Intelligent robots are surprisingly rare in anime (like aliens, they tend to default to human forms, or are so alien that they don't count as "characters" [or are just "mons" in kid-targeted shows]); the main examples are the Tachikomas from GitS, and it's clear that Chamber does not resemble those particular ancestors --he's much more subdued and bloodthirsty. Which, again, makes perfect sense for a military AI. He and Rommie would no doubt find much common ground. Also unlike the Tachikomas, Chamber isn't really self-guided; while he can clearly move (and possibly fight) without his pilot aboard, his main function is to support Ledo --to "ensure that he reaches his full potential" (which is why he was so proud that Ledo had won passage into Avalon).
Hopefully the GAoH and Hideauze will continue to figure in, but based on advance reports, it looks like the bulk of the series will focus on Ledo and Chamber as fish-out-of-water on Earth (with Ledo no-doubt discovering the things that he dismissed as "beyond him" on Avalon).

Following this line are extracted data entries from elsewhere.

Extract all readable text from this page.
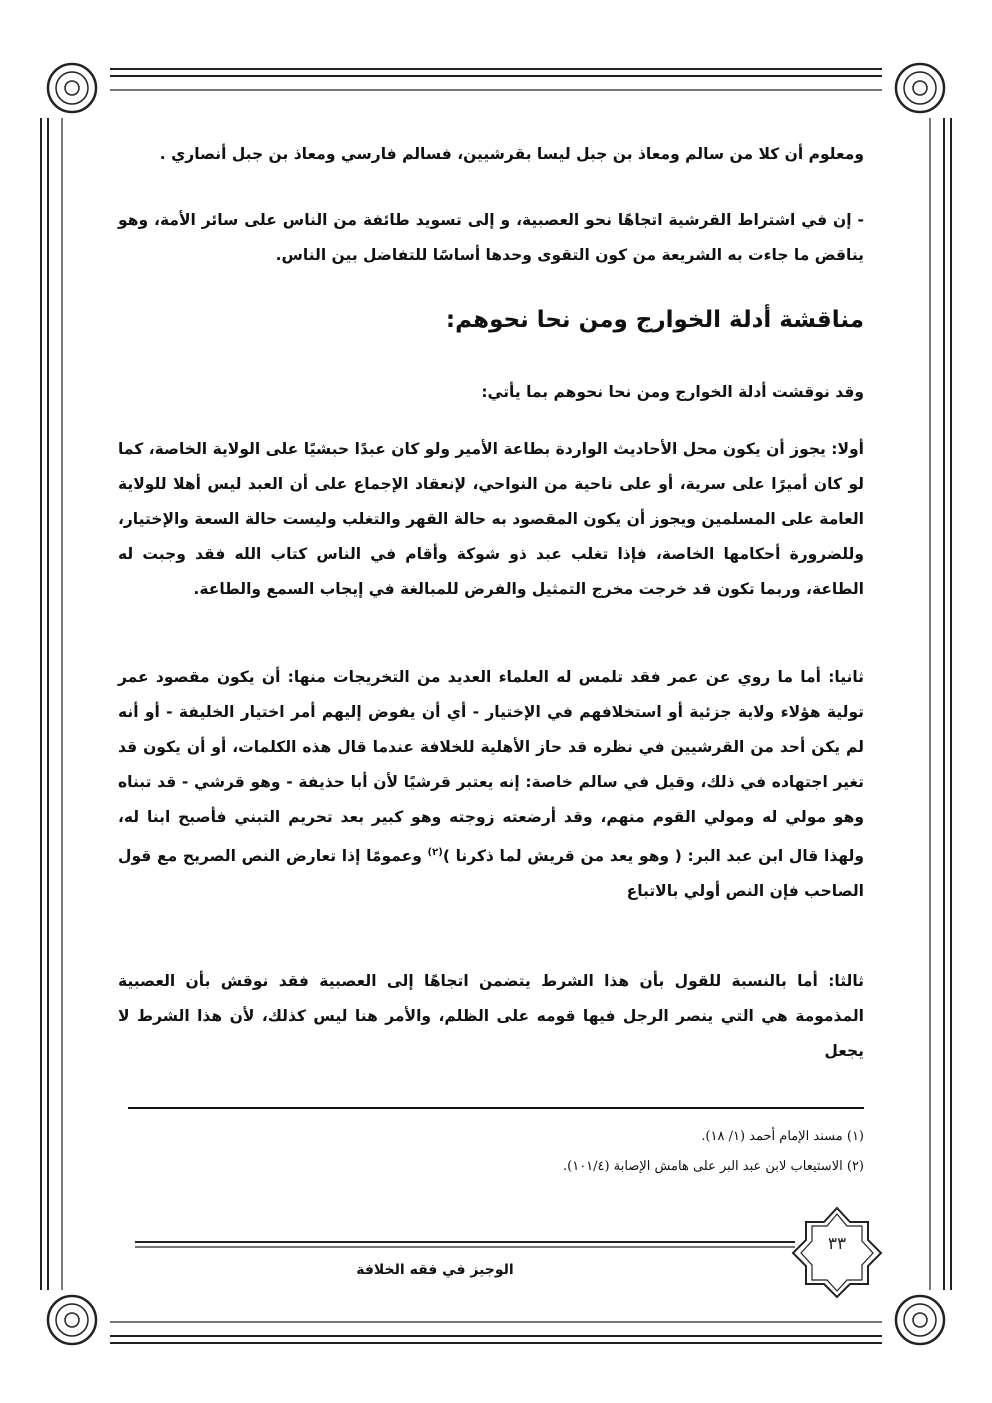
ومعلوم أن كلا من سالم ومعاذ بن جبل ليسا بقرشيين، فسالم فارسي ومعاذ بن جبل أنصاري .
- إن في اشتراط القرشية اتجاهًا نحو العصبية، و إلى تسويد طائفة من الناس على سائر الأمة، وهو يناقض ما جاءت به الشريعة من كون التقوى وحدها أساسًا للتفاضل بين الناس.
مناقشة أدلة الخوارج ومن نحا نحوهم:
وقد نوقشت أدلة الخوارج ومن نحا نحوهم بما يأتي:
أولا: يجوز أن يكون محل الأحاديث الواردة بطاعة الأمير ولو كان عبدًا حبشيًا على الولاية الخاصة، كما لو كان أميرًا على سرية، أو على ناحية من النواحي، لإنعقاد الإجماع على أن العبد ليس أهلا للولاية العامة على المسلمين ويجوز أن يكون المقصود به حالة القهر والتغلب وليست حالة السعة والإختيار، وللضرورة أحكامها الخاصة، فإذا تغلب عبد ذو شوكة وأقام في الناس كتاب الله فقد وجبت له الطاعة، وربما تكون قد خرجت مخرج التمثيل والفرض للمبالغة في إيجاب السمع والطاعة.
ثانيا: أما ما روي عن عمر فقد تلمس له العلماء العديد من التخريجات منها: أن يكون مقصود عمر تولية هؤلاء ولاية جزئية أو استخلافهم في الإختيار - أي أن يفوض إليهم أمر اختيار الخليفة - أو أنه لم يكن أحد من القرشيين في نظره قد حاز الأهلية للخلافة عندما قال هذه الكلمات، أو أن يكون قد تغير اجتهاده في ذلك، وقيل في سالم خاصة: إنه يعتبر قرشيًا لأن أبا حذيفة - وهو قرشي - قد تبناه وهو مولي له ومولي القوم منهم، وقد أرضعته زوجته وهو كبير بعد تحريم التبني فأصبح ابنا له، ولهذا قال ابن عبد البر: ( وهو يعد من قريش لما ذكرنا )$^{(٢)}$ وعمومًا إذا تعارض النص الصريح مع قول الصاحب فإن النص أولي بالاتباع
ثالثا: أما بالنسبة للقول بأن هذا الشرط يتضمن اتجاهًا إلى العصبية فقد نوقش بأن العصبية المذمومة هي التي ينصر الرجل فيها قومه على الظلم، والأمر هنا ليس كذلك، لأن هذا الشرط لا يجعل
(١) مسند الإمام أحمد (١/ ١٨).
(٢) الاستيعاب لابن عبد البر على هامش الإصابة (١٠١/٤).
٣٣
الوجيز في فقه الخلافة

Despite his fascist roots, I like Ledo; His early conversation with Chamber shows that he's smart enough to question the world he lived in, and he shows impressive consideration --despite being a soldier in wartime, he does not identify the strangers around him as potential enemies, and goes to great lengths to not harm anyone (even when he takes Amy hostage, he doesn't retaliate when she starts punching/kicking him).
Amy seems like the stereotypical genki-girl eventual love-interest, though I'm interested to see the other cast of characters aboard the city/ship, and I trust I.G. to do something interesting with her.